I just got back from a farlek run with my wife, and we were discussing injuries. In her case, injuries happen more often now as she gets older, but I’m not sure that is my case. I remember limping to the start of my high school cross country meets. My knees hurt but not once the gun went off. I have no idea how I pulled that one off, but it's the honest truth.
Last March I did Ironman San Juan, and I had to survive a couple of injuries: one a little serious to my calf, and other small ones to my knees related to knee tracking.
I got home from San Juan ready to do some training, but, after I recovered, I started having a shooting pain between the toes of my right foot. The pain meant that I had developed a condition called Morton's Neuroma. The San Juan 70.3 race intensity flared it up to the point that running was painful. Morton's Neuroma is basically the irritation of a nerve between the toes. The pounding from the race and, in my case, tight shoes created the nerve friction and inflammation. Aggressive running over 13 miles on hard pavement, cement and cobble stones, something I have not done in years, did not help either. I was really bummed out to say the least. I had a neuroma in the early 90's on my left foot, and I eventually had to have it removed. That would be a good three month recovery and definitely no racing, so I headed to the podiatrist to see what could be done.

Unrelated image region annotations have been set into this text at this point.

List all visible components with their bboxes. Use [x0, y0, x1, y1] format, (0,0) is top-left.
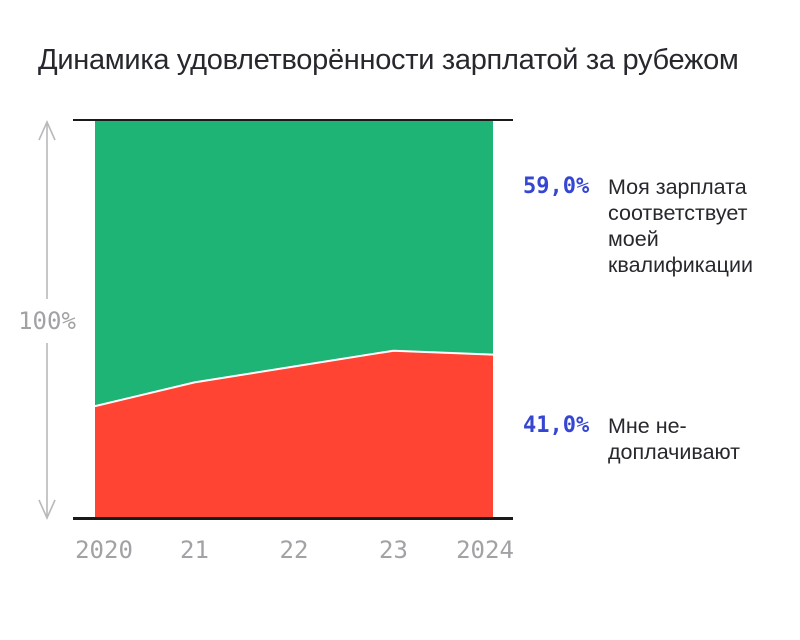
- x-tick-label: 23: [379, 536, 408, 564]
- series-boundary-line: [95, 349, 493, 408]
- legend-value-red: 41,0%: [523, 413, 590, 438]
- stacked-area-plot: [95, 121, 493, 517]
- series-area-red: [95, 350, 493, 517]
- top-axis-line: [73, 118, 513, 121]
- x-tick-label: 2024: [456, 536, 514, 564]
- x-tick-label: 21: [180, 536, 209, 564]
- chart-title: Динамика удовлетворённости зарплатой за …: [38, 44, 739, 76]
- y-axis-label: 100%: [17, 299, 77, 343]
- legend-value-green: 59,0%: [523, 174, 590, 199]
- legend-label-green: Моя зарплата соответствует моей квалифик…: [608, 175, 753, 277]
- x-tick-label: 22: [279, 536, 309, 564]
- bottom-axis-line: [73, 517, 513, 520]
- legend-label-red: Мне не-доплачивают: [608, 414, 741, 464]
- x-tick-label: 2020: [75, 536, 133, 564]
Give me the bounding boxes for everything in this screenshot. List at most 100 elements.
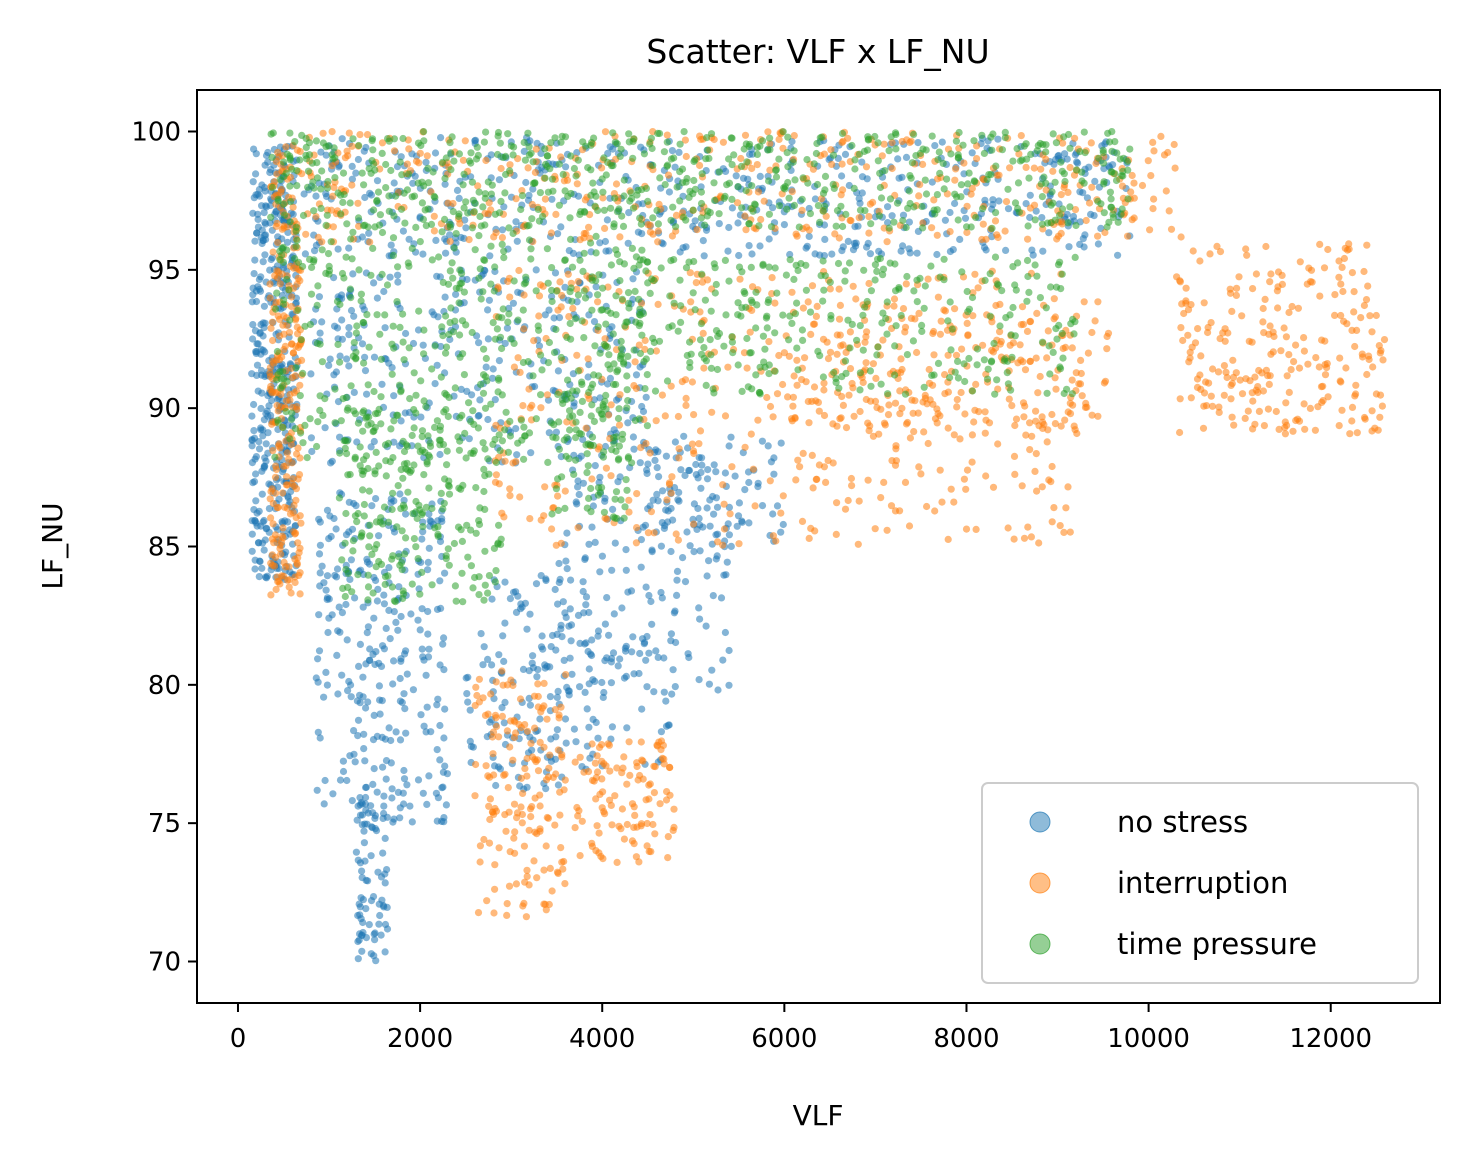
data-point-interruption xyxy=(501,770,509,778)
data-point-interruption xyxy=(1091,317,1099,325)
data-point-interruption xyxy=(588,839,596,847)
data-point-interruption xyxy=(631,811,639,820)
data-point-no-stress xyxy=(777,439,785,447)
data-point-time-pressure xyxy=(292,227,300,235)
data-point-no-stress xyxy=(695,604,703,612)
data-point-no-stress xyxy=(457,385,465,393)
data-point-time-pressure xyxy=(943,175,951,183)
data-point-interruption xyxy=(848,482,856,490)
data-point-time-pressure xyxy=(636,214,644,222)
data-point-interruption xyxy=(615,421,624,429)
data-point-interruption xyxy=(720,500,728,508)
data-point-time-pressure xyxy=(461,429,469,437)
data-point-time-pressure xyxy=(420,350,428,358)
data-point-interruption xyxy=(573,285,581,293)
data-point-time-pressure xyxy=(737,162,746,170)
data-point-time-pressure xyxy=(384,572,392,580)
data-point-no-stress xyxy=(400,690,408,698)
data-point-no-stress xyxy=(318,318,326,326)
data-point-no-stress xyxy=(525,667,533,675)
data-point-no-stress xyxy=(501,578,509,586)
data-point-time-pressure xyxy=(381,311,389,319)
data-point-time-pressure xyxy=(376,330,384,338)
data-point-time-pressure xyxy=(543,245,552,253)
data-point-no-stress xyxy=(423,800,431,809)
data-point-time-pressure xyxy=(487,280,495,288)
data-point-time-pressure xyxy=(401,219,409,227)
data-point-interruption xyxy=(1314,403,1322,411)
data-point-interruption xyxy=(287,302,295,311)
data-point-no-stress xyxy=(484,335,492,343)
data-point-time-pressure xyxy=(420,326,428,334)
data-point-interruption xyxy=(754,188,763,196)
data-point-interruption xyxy=(820,379,828,387)
data-point-time-pressure xyxy=(370,206,378,214)
data-point-interruption xyxy=(968,184,976,193)
data-point-interruption xyxy=(1235,273,1243,281)
data-point-time-pressure xyxy=(643,422,652,430)
data-point-interruption xyxy=(981,429,989,437)
data-point-time-pressure xyxy=(504,448,512,456)
data-point-time-pressure xyxy=(813,139,821,148)
data-point-time-pressure xyxy=(522,279,530,287)
data-point-no-stress xyxy=(368,502,376,510)
data-point-interruption xyxy=(293,146,301,154)
data-point-no-stress xyxy=(381,920,390,929)
data-point-time-pressure xyxy=(481,404,490,412)
data-point-no-stress xyxy=(289,210,297,218)
data-point-interruption xyxy=(1059,344,1067,353)
data-point-time-pressure xyxy=(1106,188,1114,196)
data-point-time-pressure xyxy=(547,139,555,147)
data-point-interruption xyxy=(644,529,653,537)
data-point-no-stress xyxy=(436,661,444,669)
data-point-time-pressure xyxy=(544,279,552,287)
data-point-time-pressure xyxy=(359,486,367,494)
data-point-no-stress xyxy=(380,591,388,599)
data-point-time-pressure xyxy=(850,184,858,192)
data-point-interruption xyxy=(865,213,873,221)
data-point-interruption xyxy=(888,164,896,173)
data-point-time-pressure xyxy=(451,384,459,392)
data-point-time-pressure xyxy=(649,161,657,169)
data-point-no-stress xyxy=(380,802,388,810)
data-point-no-stress xyxy=(828,250,836,258)
data-point-interruption xyxy=(651,830,659,838)
data-point-no-stress xyxy=(375,920,383,928)
data-point-no-stress xyxy=(509,299,517,307)
data-point-interruption xyxy=(403,160,411,168)
data-point-time-pressure xyxy=(738,204,746,212)
data-point-interruption xyxy=(541,483,549,491)
data-point-time-pressure xyxy=(629,137,637,146)
data-point-interruption xyxy=(790,372,798,380)
data-point-interruption xyxy=(608,821,616,829)
data-point-interruption xyxy=(651,763,659,771)
data-point-time-pressure xyxy=(1011,199,1020,207)
data-point-interruption xyxy=(815,461,824,469)
data-point-interruption xyxy=(280,222,288,230)
data-point-time-pressure xyxy=(579,138,587,146)
data-point-time-pressure xyxy=(1118,205,1126,213)
data-point-time-pressure xyxy=(399,437,407,445)
data-point-interruption xyxy=(1197,385,1205,393)
data-point-no-stress xyxy=(261,251,269,259)
data-point-interruption xyxy=(1236,376,1244,384)
data-point-interruption xyxy=(663,131,671,139)
data-point-interruption xyxy=(896,507,904,515)
data-point-interruption xyxy=(283,504,291,512)
data-point-interruption xyxy=(1227,395,1235,403)
data-point-no-stress xyxy=(680,432,688,440)
data-point-time-pressure xyxy=(1022,140,1030,148)
data-point-no-stress xyxy=(367,852,375,860)
data-point-interruption xyxy=(957,388,965,397)
data-point-no-stress xyxy=(261,187,269,195)
data-point-no-stress xyxy=(405,235,413,243)
data-point-interruption xyxy=(623,780,631,788)
data-point-no-stress xyxy=(257,366,266,375)
data-point-no-stress xyxy=(416,626,424,634)
data-point-time-pressure xyxy=(1097,200,1105,208)
data-point-interruption xyxy=(789,402,797,410)
data-point-no-stress xyxy=(527,449,535,457)
data-point-interruption xyxy=(1220,391,1228,399)
data-point-interruption xyxy=(1177,324,1185,332)
data-point-interruption xyxy=(536,791,544,799)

The podiatrist suggested two weeks of no running, very little easy cycling, and also shot my foot with cortisone. He suggested I get super wide running shoes with a stiff mid sole, no speed work, no hills for a while, and later see if I can train and avoid surgery. He did not think surgery was what I needed. I said fine, but I for sure was not feeling positive. Was this was going to have a good ending?
It has now been three weeks since my first post doctor run, and I managed to build my run back up to 10 miles and my rides to 65 miles. My swimming did not take a hit, but the doc also suggested that I be careful with the pool walls when pushing off. Apparently this doc was a triathlete in his younger age. Only in Boulder huh?
My foot is not 100%. I would say its 90% to 95% healthy. I still get a few sensations but nothing that I would quite call pain. I soak my feet in very cold Colorado snow melt at a nearby creek and hope for the best. That is the best I can do.
If you read the MarkAllenOnline eNewsletter you may have heard I am now entered into the Hawaii Ironman this October. I received an invitation, and I accepted it. This will be my last Ironman for the next 10 to 15 years. My kids are getting into athletics, and, fairly soon, I will be part of the shuttle service to get them to practices, meets and games with no chance to train for an Ironman. I do not want to miss a thing with them. My son is an excellent soccer player, so I may go back to coach soccer. My daughter has a backstroke that is unreal, just naturally. Once my kids are out of the house I can still run and train. I may try again but that is a huge ‘if’, if my friends are any indication.
Let’s go back to my run today. I did some farlek, and it went rather well. It wasn’t super-fast, although I did manage a 6:10 per mile pace on my last one minute interval. Most of it was about 7 minute per mile pace, but what I was more excited about was how my feet felt. There was no bad pain. What this means is I will be most likely racing a 1 mile swim 5K run race next week to get some racing under my belt. This race is actually the US Aquathon National Championships. Maybe some fast guys will come out of the woodwork. Speaking of fast guys, that is who I will get to compete against at the Buffalo Springs Lake 70.3 in Lubbock Texas next month. This race is a Hawaii Ironman qualifier which guarantees a fast group of guys will be there. I’m looking forward to that and just hope I have safe and injury free training until then.
Alright I am off to bed; I am riding 4 hours tomorrow.